Our many conversations with CIOs around the world have yielded one irrefutable fact: today’s tools woefully underserve IT operators.
It’s increasingly difficult for CIOs to assure the overall health of the business while delivering quality service and shortening mean time to resolution. Twenty years ago an enterprise might have had a limited number of systems running all its business processes. A well-trained IT operator could practically keep everything in her head. But in today’s digital economy many businesses have thousands of systems. Meanwhile, the state-of-the-art applications used by IT merely allow them to search for specific system data and graph it.
Take for example the evolution of how personal checks are deposited at a bank. Before ATM machines, a bank’s customers gave their checks to a teller, who would then enter them within the bank’s check clearing system. Problems were simple to diagnose because the entire process was point to point and involved no more than a handful of systems.
Today, checks can be deposited using smartphones and tablets simply by taking a photo. However, this seemingly simple transaction involves dozens of very sophisticated systems, such as various mobile platforms, different versions of the banking application that use the camera on the device, multiple mobile networks, the cloud service receiving the requests, the proxy servers and load balancers, front end application servers, authentication servers, check image processing systems, account reconciliation systems, and a digital clearing process, which in itself is comprised of multiple systems.
If something goes wrong, our unsung IT hero only has today's primitive tools to diagnose and remediate the problem. It’s no longer possible to simply walk back the transaction to learn what went wrong because there are countless variables and interactions between dozens of independent systems. It’s difficult even knowing where to start. In the meantime, customers grow frustrated and possibly move their business to another bank, impacting the bottom line.
On the other hand, the business now has applications that are predictive and personalized, leveraging the many benefits of big data. Unfortunately, IT is forced to use tools from the Stone Age to keep the business up and running.
It’s time to take the same principles used in front line big data applications and apply them to the IT operations domain.

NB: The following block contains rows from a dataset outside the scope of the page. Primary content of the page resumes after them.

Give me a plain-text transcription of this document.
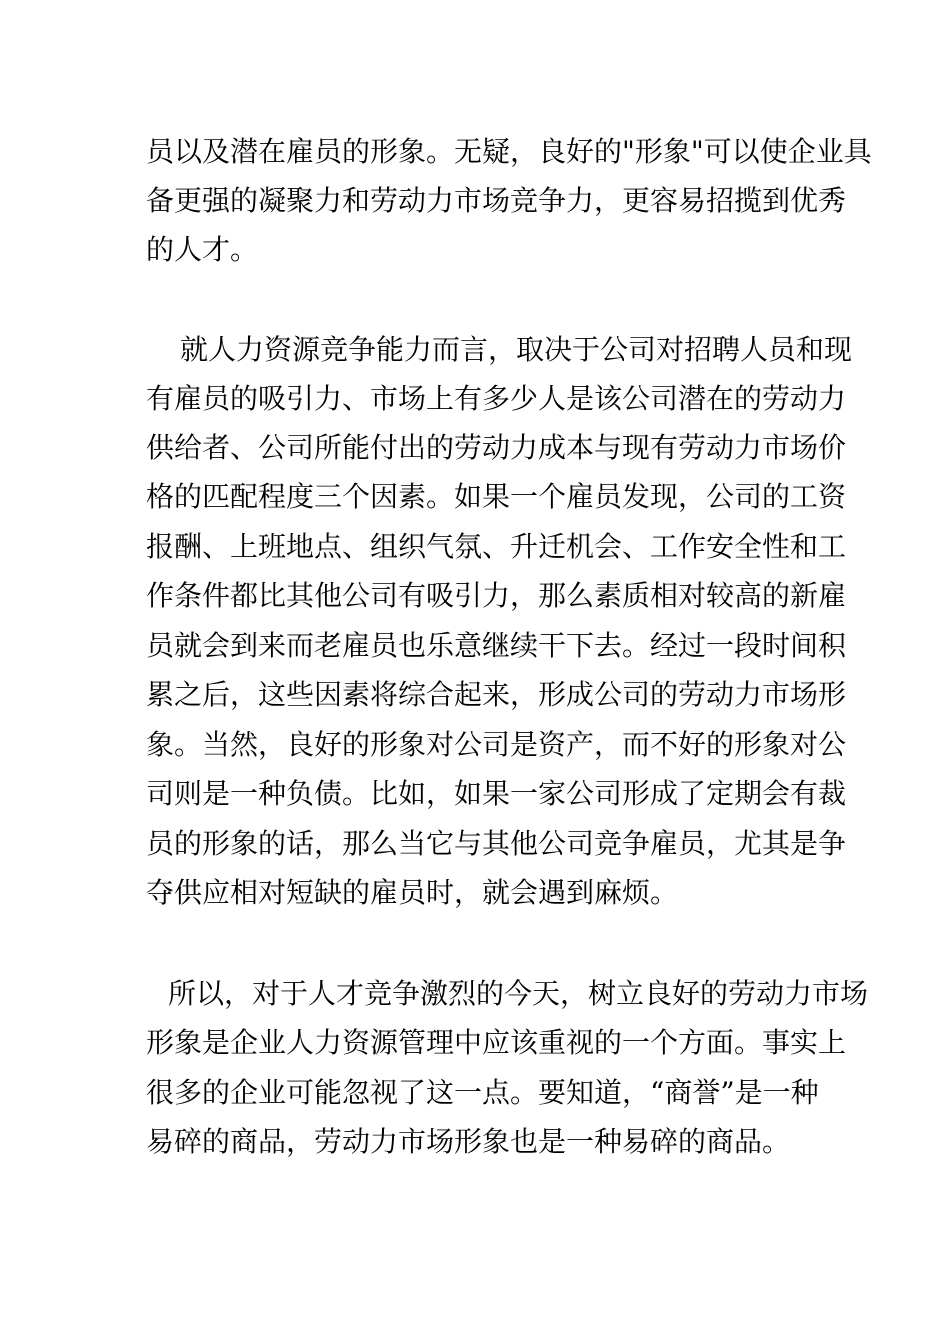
员以及潜在雇员的形象。无疑，良好的"形象"可以使企业具

备更强的凝聚力和劳动力市场竞争力，更容易招揽到优秀

的人才。

就人力资源竞争能力而言，取决于公司对招聘人员和现

有雇员的吸引力、市场上有多少人是该公司潜在的劳动力

供给者、公司所能付出的劳动力成本与现有劳动力市场价

格的匹配程度三个因素。如果一个雇员发现，公司的工资

报酬、上班地点、组织气氛、升迁机会、工作安全性和工

作条件都比其他公司有吸引力，那么素质相对较高的新雇

员就会到来而老雇员也乐意继续干下去。经过一段时间积

累之后，这些因素将综合起来，形成公司的劳动力市场形

象。当然，良好的形象对公司是资产，而不好的形象对公

司则是一种负债。比如，如果一家公司形成了定期会有裁

员的形象的话，那么当它与其他公司竞争雇员，尤其是争

夺供应相对短缺的雇员时，就会遇到麻烦。

所以，对于人才竞争激烈的今天，树立良好的劳动力市场

形象是企业人力资源管理中应该重视的一个方面。事实上

很多的企业可能忽视了这一点。要知道，“商誉”是一种

易碎的商品，劳动力市场形象也是一种易碎的商品。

What’s needed is a new class of IT operations applications that use machine learning, predictive models and personalization algorithms to keep business systems running optimally. These new business operations applications will look at thousands of systems in milliseconds and proactively alert IT where incremental failures are located, what processes are behaving differently, and how they may be tuned for maximum productivity.
Big data IT operations applications will ultimately streamline how complex multi-system business are run, taking IT from the Stone Age to the forefront of the digital economy.